Llevaba tanto tiempo temiendo un comentario como aquél, que le llegó como un anticlímax.

—Muchos augures incluyen al Extraño entre los dioses menores —explicó—. Yo no. ¿El corazón? ¿Eso has dicho? Es muy joven para que le falle el corazón.

—Es el corneta Mattak. El padre es cliente mío. —El joyero bajito se acercó más—. Al otro lo mató el sargento.

—¿El otro?

—El pátera Murena. Me dijo cómo se llamaba. Charlamos un rato mientras rezaba el Perdón y yo... yo... —Bruscas e inesperadas como un chorro de un jarrón roto, de los ojos del joyero brotaron lágrimas. Se sonó la nariz con un pañuelo azul.

Seda volvió a inclinarse sobre el corneta en busca de alguna herida.

—Yo le dije que iba a regalarle un cáliz. Para recoger la sangre, ¿sabe?

—Sí —dijo Seda, ausente—. Sé para qué sirven.

—El me contó que el de ellos era de cerámica amarilla y yo le dije... le dije —Incorporándose, Seda recogió la mochila.

—¿Dónde está el cuerpo? ¿Seguro que está muerto? —Otra vez tenía a Oreb posado en el hombro.

El joyero se secó los ojos y la nariz.

—¿Si está muerto? ¡Santo Hiérax! Si lo hubiese visto no preguntaría. Está fuera, en el callejón. Mientras hablábamos entró ese sargento y le pegó un tiro. ¡En mi propia tienda! Después lo sacó a rastras.

—Por favor, muéstramelo. A todos estos otros les dio el Perdón de Pas, ¿verdad?

El joyero asintió, y entre vitrinas vacías llevó a Seda a la trastienda.

—¿En ese momento aún no habían herido al corneta Mattak?

—No. —Apartando una cortina de terciopelo negro, el joyero reveló un pasillo estrecho. Pasaron por una puerta con candado y se detuvieron ante otra parecida con una pesada barra—. Yo le dije que cuando acabara esto y las cosas se calmaran iba a regalarle uno de oro. Mientras él daba el Perdón yo seguía vaciando las vitrinas, se da cuenta. Él dijo que nunca había visto tanto oro, y que estaban ahorrando para comprar un cáliz de oro de los buenos. Dijo que en el manteón había uno antes de que él llegara, pero que habían tenido que venderlo.

—Comprendo.

El joyero quitó la barra y la apoyó contra la pared.

—Entonces yo dije: «Le regalaré uno como recuerdo de esta noche.
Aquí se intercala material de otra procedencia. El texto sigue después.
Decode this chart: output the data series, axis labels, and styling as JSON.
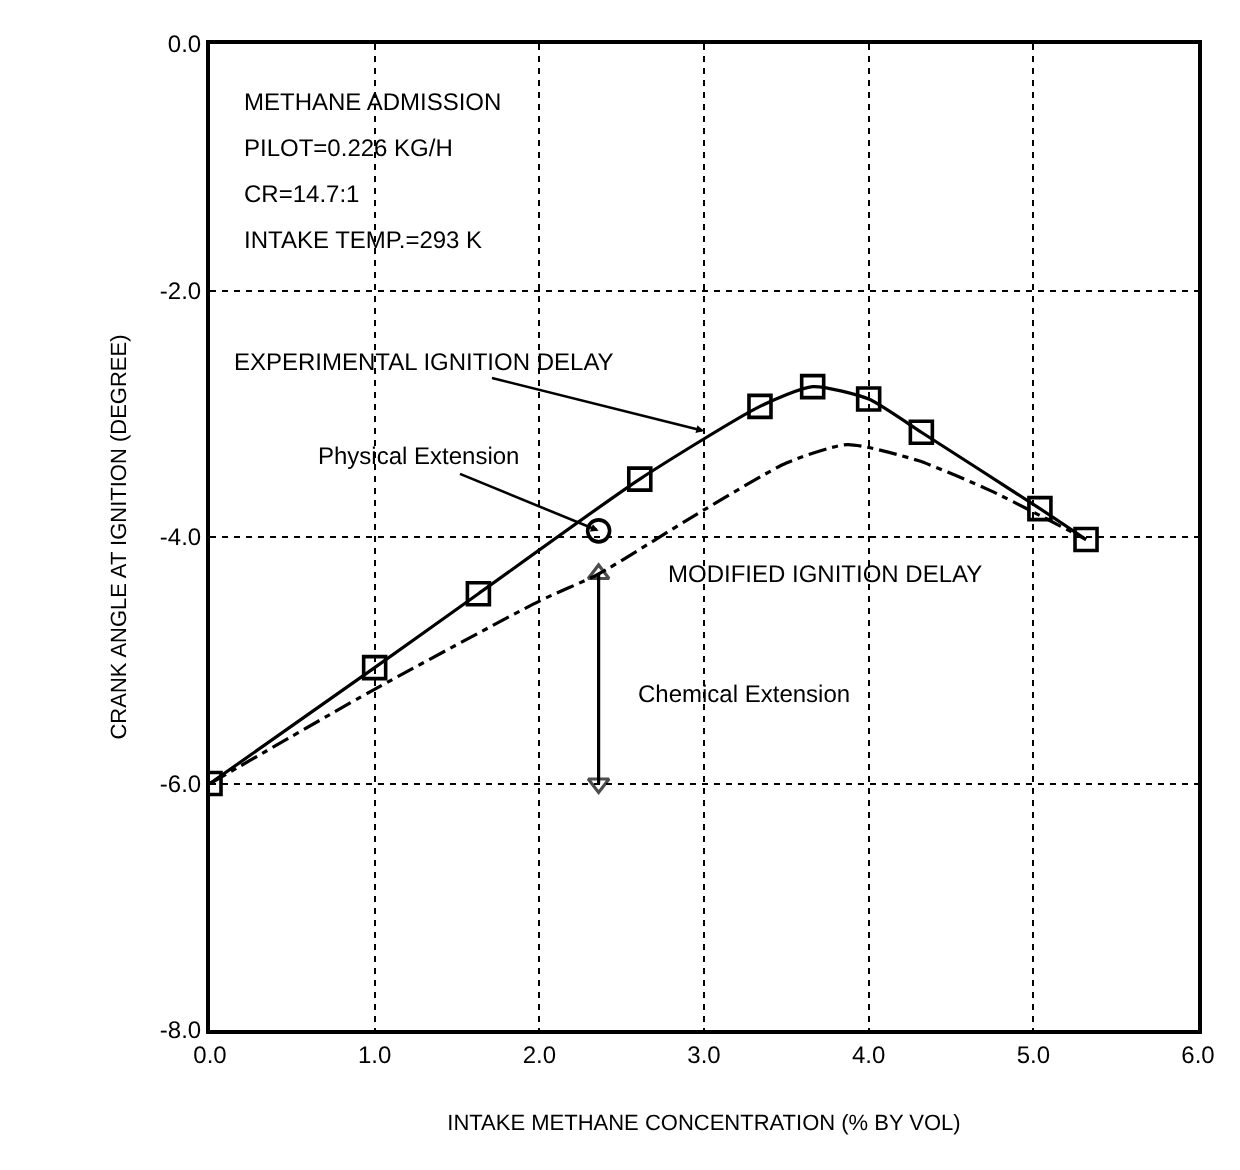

Hace un año me entró uno precioso, sólo de oro pero de aspecto nada sencillo, si me explico». Al oír eso sonrió.

La puerta de hierro se abrió con un chirrido de goznes; dolorosamente Seda recordó la del jardín del manso.

—Le dije: «Venga conmigo a la cámara blindada, pátera, que se la enseño». El me puso una mano en el hombro y dijo: «Hijo mío, no te sientas comprometido. No has jurado por un dios y... y...»...

—Deja que lo vea. —Seda salió al callejón.

—Y entonces vino el sargento y lo mató —terminó el joyero—. Así que usted no vuelva a entrar, pátera.

En la fría oscuridad maloliente alguien murmuraba la plegaria que Seda acababa de rezar. Alcanzó a oír los nombres de Faia y de Esfigse seguidos por la convencional frase de cierre. La voz era de anciano; por un momento ominoso, Seda la tomó por la del pátera Perca.

Cuando la figura arrodillada se levantó, él ya había adaptado la vista a la oscuridad.

—Esto es peligrosísimo para usted —dijo Seda, y se apartó justo a tiempo de la figura encorvada.

—Para usted también, pátera —dijo Quetzal.

Seda se volvió hacia el joyero.

—Entre y eche la barra, por favor. Yo debo hablar con el... con mi colega. Prevenirlo.

El joyero entró y la puerta de hierro se cerró con estruendo, dejando el callejón más negro que nunca. Por unos segundos, Seda supuso que en esa oscuridad sólo había perdido a Quetzal de vista; pero de hecho ya no estaba. El pátera Murena —de edad, peso y altura indiscernibles sin una luz mejor—, yacía de espaldas en el barro sucio del callejón, las cuentas en las manos y los brazos en orden sobre el pecho desgarrado, solo en la soledad final de la muerte.